Kibana is the visualization tool of Elastic Stack which can help you gain powerful insights about your data in Elasticsearch. It is often called a window into Elastic Stack. It offers many visualizations including histograms, maps, line charts, time series, and more. You can build visualizations with just a few clicks and interactively explore the data. It lets you build beautiful dashboards by combining different visualizations, sharing with others, and exporting high quality reports.
Kibana also has management and development tools. You can manage settings and configure X‑Pack security features for the Elastic Stack. Kibana also has development tools which enable developers to build and test REST API requests.
X-Pack adds essential features to make Elastic Stack production ready. It adds security, monitoring, alerting, reporting, and graph capabilities to Elastic Stack.
The security plugin within X-Pack adds authentication and authorization capabilities to Elasticsearch and Kibana so that only authorized people have access to the data, and they see only what they are allowed to see.
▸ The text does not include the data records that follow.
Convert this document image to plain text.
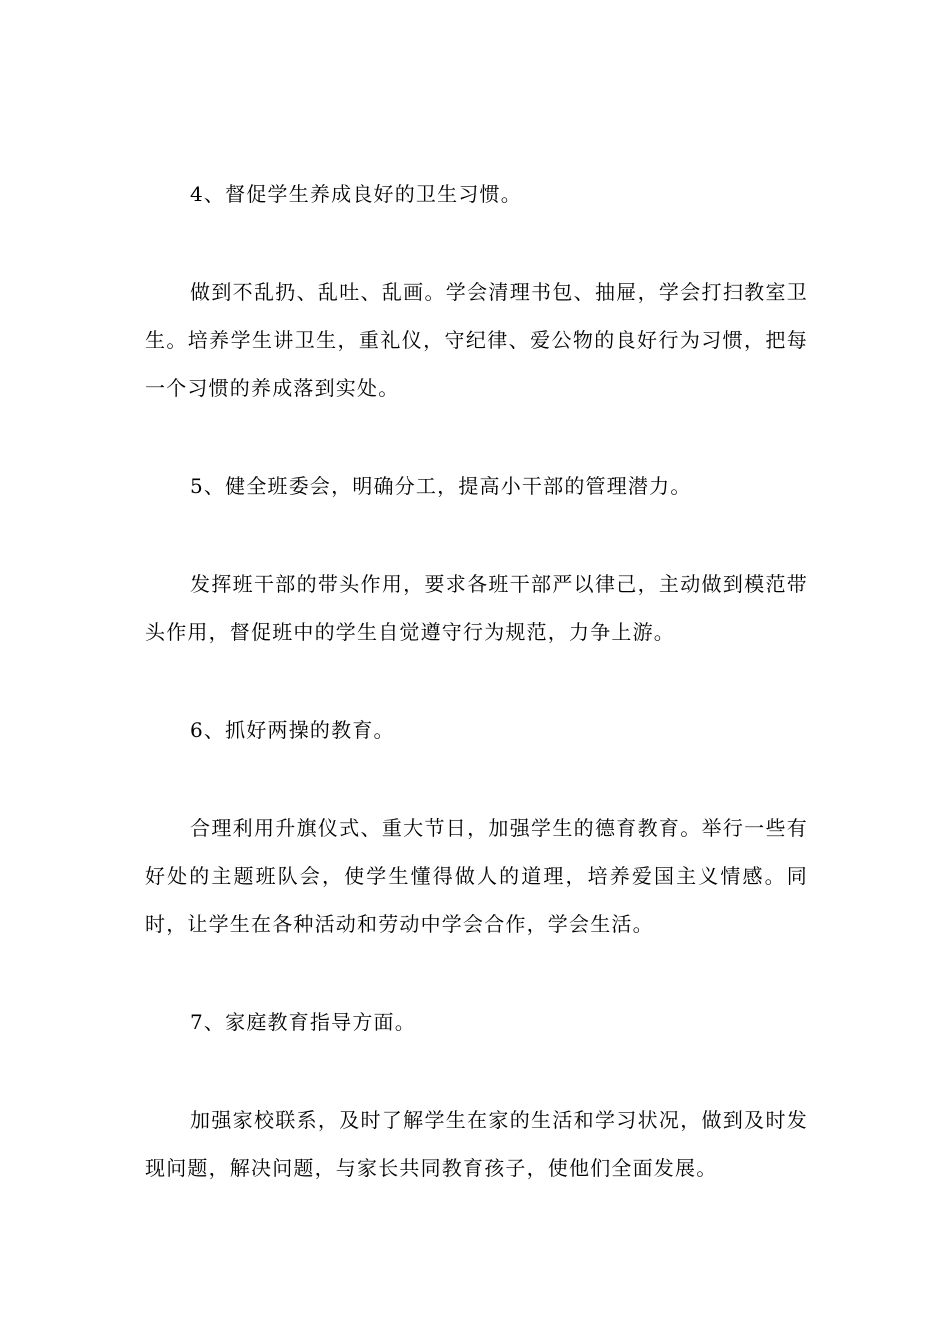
4、督促学生养成良好的卫生习惯。

做到不乱扔、乱吐、乱画。学会清理书包、抽屉，学会打扫教室卫生。培养学生讲卫生，重礼仪，守纪律、爱公物的良好行为习惯，把每一个习惯的养成落到实处。

5、健全班委会，明确分工，提高小干部的管理潜力。

发挥班干部的带头作用，要求各班干部严以律己，主动做到模范带头作用，督促班中的学生自觉遵守行为规范，力争上游。

6、抓好两操的教育。

合理利用升旗仪式、重大节日，加强学生的德育教育。举行一些有好处的主题班队会，使学生懂得做人的道理，培养爱国主义情感。同时，让学生在各种活动和劳动中学会合作，学会生活。

7、家庭教育指导方面。

加强家校联系，及时了解学生在家的生活和学习状况，做到及时发现问题，解决问题，与家长共同教育孩子，使他们全面发展。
The security plugin works across components seamlessly, securing access to Elasticsearch and Kibana.
The security extension also lets you configure fields and document level security with the licensed version.
You can monitor your Elastic Stack components so that there is no downtime. The monitoring component in X-Pack lets you monitor your Elasticsearch clusters and Kibana.
You can monitor clusters, nodes, and index level metrics. The monitoring plugin maintains a history of performance so that you can compare the current metrics with the past metrics. It also has a capacity planning feature.
The reporting plugin within X-Pack allows for generating printable, high-quality reports from Kibana visualizations. The reports can be scheduled to run periodically or on a per event basis.
X-Pack has sophisticated alerting capabilities that can alert you in multiple possible ways when certain conditions are met. It gives tremendous flexibility in terms of when, how, and who to alert.
You may be interested in detecting security breaches, such as when someone has five login failures within an hour from different locations, or when your product is trending on social media. You can use the full power of Elasticsearch queries to check when complex conditions are met.
Alerting provides a wide variety of options in terms of how alerts are sent. It can send alerts via email, Slack, Hipchat, and PagerDuty.
Graph lets you explore relationships in your data. The data in Elasticsearch is generally perceived as a flat list of entities without connections to other entities. This relationship opens up the possibility of new use cases. Graph can surface relationships among entities which share common properties such as people, places, products, or preferences.
Graph consists of Graph API and a UI within Kibana to let you explore this relationship. Under the hood, it leverages distributed querying, indexing at scale, and the relevance capabilities of Elasticsearch.
Elastic Cloud is the cloud-based, hosted, and managed setup of Elastic Stack components. The service is provided by the company Elastic (https://www.elastic.co/). Elastic is the company behind the development of Elasticsearch and other Elastic Stack components. All Elastic Stack components are open source except X-Pack (and Elastic Cloud). The company Elastic provides services for Elastic Stack components including training, development, support, and cloud hosting.
Apart from Elastic Cloud, there are other hosted solutions available for Elasticsearch including one from Amazon Web Services (AWS). The advantage of Elastic Cloud is that it is developed and maintained by the original creators of Elasticsearch and other Elastic Stack components.